I haven’t seen any examples of that here. Can you identify one please so we know that you’re not just trying a straw man argument?
This, in my opinion needs to be seen in context. I see it as being directed against those who are continually attacking religious belief.
I haven’t seen any examples of “attacking religious belief” here. I can think of plenty of example of falsifying the logic some religious people attempt for their beliefs, and I can think of plenty of examples of identifying disgusting behaviours done in the name of religion, but I can’t think of any examples of just “attacking religious belief”. Can you identify one please so we know that you’re not just trying a straw man argument?
I don't think Alan is expecting you to take his word for it.
Yes he is. When his attempts at logic collapse (as they always do) he resorts immediately to faith claims that he asserts to be true for the rest of us too (“god”, “soul” etc). That is Alan “expecting you to take his word for it”.

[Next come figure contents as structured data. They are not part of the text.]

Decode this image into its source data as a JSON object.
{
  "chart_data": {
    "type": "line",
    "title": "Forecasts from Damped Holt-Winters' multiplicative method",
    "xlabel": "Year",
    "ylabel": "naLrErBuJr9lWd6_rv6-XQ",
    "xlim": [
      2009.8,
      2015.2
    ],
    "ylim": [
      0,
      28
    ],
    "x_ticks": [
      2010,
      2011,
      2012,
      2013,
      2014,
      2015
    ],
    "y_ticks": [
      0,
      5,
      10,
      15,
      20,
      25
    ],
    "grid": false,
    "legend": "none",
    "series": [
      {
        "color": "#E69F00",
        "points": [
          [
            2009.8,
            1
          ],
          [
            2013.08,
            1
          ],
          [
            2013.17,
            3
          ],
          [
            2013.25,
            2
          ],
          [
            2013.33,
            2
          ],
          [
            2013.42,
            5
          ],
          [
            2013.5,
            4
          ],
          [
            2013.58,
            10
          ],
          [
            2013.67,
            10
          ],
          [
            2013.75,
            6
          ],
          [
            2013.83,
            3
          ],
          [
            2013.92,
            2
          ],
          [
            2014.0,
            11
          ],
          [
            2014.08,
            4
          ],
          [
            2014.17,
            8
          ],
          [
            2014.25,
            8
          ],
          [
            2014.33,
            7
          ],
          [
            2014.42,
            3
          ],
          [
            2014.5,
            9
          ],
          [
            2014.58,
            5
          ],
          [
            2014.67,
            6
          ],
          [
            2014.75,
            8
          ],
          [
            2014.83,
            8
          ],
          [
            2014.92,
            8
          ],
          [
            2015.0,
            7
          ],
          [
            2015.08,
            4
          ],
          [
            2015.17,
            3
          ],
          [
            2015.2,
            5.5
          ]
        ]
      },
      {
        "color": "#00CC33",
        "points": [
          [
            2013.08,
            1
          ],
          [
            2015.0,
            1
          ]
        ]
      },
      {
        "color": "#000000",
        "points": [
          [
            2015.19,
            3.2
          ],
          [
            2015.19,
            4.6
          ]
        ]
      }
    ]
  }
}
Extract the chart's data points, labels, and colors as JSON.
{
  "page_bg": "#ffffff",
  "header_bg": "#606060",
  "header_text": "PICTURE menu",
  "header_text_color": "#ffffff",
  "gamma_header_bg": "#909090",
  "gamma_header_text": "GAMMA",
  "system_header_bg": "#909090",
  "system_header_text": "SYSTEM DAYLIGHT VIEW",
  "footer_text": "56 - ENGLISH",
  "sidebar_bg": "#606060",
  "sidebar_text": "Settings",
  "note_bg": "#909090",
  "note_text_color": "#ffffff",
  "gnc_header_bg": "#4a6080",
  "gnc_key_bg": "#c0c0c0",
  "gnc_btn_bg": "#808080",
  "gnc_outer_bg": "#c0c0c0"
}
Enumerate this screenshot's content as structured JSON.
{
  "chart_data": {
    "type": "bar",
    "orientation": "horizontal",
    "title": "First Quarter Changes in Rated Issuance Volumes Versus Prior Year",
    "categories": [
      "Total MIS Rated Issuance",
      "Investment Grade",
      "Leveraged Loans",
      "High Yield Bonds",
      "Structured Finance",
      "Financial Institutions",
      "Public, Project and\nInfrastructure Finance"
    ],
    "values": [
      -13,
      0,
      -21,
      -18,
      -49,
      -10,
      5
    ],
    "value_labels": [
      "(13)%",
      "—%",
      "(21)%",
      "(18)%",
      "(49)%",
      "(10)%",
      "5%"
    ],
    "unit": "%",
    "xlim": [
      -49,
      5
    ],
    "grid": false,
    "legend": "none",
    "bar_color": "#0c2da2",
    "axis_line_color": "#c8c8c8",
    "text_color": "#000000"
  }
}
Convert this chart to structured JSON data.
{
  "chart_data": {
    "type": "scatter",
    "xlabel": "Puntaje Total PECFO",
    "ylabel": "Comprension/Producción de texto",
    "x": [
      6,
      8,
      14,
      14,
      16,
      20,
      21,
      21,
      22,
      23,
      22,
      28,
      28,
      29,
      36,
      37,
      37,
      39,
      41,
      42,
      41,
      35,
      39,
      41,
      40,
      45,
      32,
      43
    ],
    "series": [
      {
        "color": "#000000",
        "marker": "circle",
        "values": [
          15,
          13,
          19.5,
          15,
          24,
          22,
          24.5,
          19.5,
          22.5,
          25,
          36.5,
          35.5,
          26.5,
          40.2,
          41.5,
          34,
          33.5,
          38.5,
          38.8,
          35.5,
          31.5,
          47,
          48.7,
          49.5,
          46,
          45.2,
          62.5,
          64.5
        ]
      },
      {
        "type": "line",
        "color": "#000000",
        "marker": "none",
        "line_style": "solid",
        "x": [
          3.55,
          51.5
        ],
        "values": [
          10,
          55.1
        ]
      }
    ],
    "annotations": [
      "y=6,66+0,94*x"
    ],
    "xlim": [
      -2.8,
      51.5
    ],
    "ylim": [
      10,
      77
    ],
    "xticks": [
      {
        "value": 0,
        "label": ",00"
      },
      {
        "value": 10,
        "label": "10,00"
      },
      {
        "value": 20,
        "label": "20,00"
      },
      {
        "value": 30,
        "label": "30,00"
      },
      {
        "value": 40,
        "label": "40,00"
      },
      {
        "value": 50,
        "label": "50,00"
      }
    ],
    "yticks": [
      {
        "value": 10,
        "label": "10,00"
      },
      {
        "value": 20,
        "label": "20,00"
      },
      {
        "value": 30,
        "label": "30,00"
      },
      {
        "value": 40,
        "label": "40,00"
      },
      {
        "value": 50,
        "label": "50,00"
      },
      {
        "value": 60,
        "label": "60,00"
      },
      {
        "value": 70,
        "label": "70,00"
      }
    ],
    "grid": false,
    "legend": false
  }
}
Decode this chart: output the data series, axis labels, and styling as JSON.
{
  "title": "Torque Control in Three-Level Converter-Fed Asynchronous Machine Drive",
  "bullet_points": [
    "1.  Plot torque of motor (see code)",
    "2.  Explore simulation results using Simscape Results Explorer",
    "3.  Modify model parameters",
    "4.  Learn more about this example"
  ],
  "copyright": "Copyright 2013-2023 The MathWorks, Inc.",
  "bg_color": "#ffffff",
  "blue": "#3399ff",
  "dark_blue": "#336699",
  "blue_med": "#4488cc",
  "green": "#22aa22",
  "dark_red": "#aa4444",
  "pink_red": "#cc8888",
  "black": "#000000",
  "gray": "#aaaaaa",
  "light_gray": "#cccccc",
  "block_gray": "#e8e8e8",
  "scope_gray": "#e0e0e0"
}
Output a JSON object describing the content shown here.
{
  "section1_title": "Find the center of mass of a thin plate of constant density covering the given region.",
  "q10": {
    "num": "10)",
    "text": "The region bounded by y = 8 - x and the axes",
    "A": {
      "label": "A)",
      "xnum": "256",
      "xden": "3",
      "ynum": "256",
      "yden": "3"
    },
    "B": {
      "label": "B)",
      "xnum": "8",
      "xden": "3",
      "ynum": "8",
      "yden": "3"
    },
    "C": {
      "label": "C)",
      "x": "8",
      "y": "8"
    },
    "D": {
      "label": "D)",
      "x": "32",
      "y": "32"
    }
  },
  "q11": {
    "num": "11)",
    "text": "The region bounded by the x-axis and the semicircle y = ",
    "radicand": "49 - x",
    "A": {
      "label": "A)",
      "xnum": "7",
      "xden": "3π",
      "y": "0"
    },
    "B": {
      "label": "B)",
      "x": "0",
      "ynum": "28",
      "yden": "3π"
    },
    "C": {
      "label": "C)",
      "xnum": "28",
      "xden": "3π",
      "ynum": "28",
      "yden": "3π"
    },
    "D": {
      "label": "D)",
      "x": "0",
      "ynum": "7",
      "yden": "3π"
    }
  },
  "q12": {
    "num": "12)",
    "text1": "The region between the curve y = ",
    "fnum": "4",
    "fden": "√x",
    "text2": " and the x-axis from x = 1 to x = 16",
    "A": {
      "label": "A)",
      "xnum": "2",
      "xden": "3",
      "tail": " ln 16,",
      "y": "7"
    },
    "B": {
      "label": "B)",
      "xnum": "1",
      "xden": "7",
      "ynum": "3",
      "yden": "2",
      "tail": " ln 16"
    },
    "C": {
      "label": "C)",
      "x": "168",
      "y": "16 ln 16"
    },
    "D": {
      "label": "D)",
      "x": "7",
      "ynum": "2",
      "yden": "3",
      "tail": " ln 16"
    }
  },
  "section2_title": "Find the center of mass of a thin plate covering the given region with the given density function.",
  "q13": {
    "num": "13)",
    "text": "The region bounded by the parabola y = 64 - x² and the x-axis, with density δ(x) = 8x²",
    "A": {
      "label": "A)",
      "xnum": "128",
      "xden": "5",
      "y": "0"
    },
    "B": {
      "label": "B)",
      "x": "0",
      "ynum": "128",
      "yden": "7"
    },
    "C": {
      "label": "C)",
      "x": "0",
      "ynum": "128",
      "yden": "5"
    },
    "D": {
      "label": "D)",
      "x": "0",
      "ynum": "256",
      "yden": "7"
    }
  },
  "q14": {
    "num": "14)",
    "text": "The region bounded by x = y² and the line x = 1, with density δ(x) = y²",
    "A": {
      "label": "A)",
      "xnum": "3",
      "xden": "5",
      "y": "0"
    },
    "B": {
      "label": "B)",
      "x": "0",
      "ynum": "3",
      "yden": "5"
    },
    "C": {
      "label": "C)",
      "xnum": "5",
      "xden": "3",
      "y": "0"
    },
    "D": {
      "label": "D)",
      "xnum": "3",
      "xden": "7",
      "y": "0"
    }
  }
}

However, if you don't try something, how are you going to know whether it works or not?
What does “works” here mean please? If you mean by it something like, “make me feel good about myself” many beliefs in many gods have done that. If though you mean something like, “can be shown to be true” then to my knowledge even the most deliriously happy-clappy believer has no means to do that.
I do agree that the burden of proof lies with the one making the positive claim.
Well, that’s progress of a kind I guess. Let us know how you propose to go about it please re your various claims and assertions.
That said, positive claims can be made on both sides. An absence of belief position doesn't make positive claims about that with which it disagrees.
Depends what you mean by “positive claims”. My absence of belief in your (or in any other) god relies on “positive claims” as you put it that the arguments you attempt to validate your beliefs are false, but that’s because basic logic does the work for me.
Saying, "I don't see evidence for xxx" is not the same as saying, "There is no evidence for xxx"…
No it isn’t conceptually, but for practical purposes there’s not much between them. It’s just possible that someone has a cogent argument for “god” that’s so hidden that none of us have heard of it (and no theists who argue their case in the public domain have heard of it either for that matter) but it seems pretty unlikely I’d have thought.
…or "arguments for xxx are fallacious"
Ah, now you’ve fallen off the cliff again. “Arguments for X are fallacious” isn’t just a claim or an assertion. Logic stands on its own, and various constructions in logic are false. All that’s necessary therefore to justify “arguments for X are fallacious” is that those arguments align with logical fallacies. So far at least those for gods all do (
post hoc ergo propter hoc, argumetum ad consequentiam, argument from personal incredulity etc) but that’s not to say that one day someone somewhere won’t find one that isn’t demonstrably false.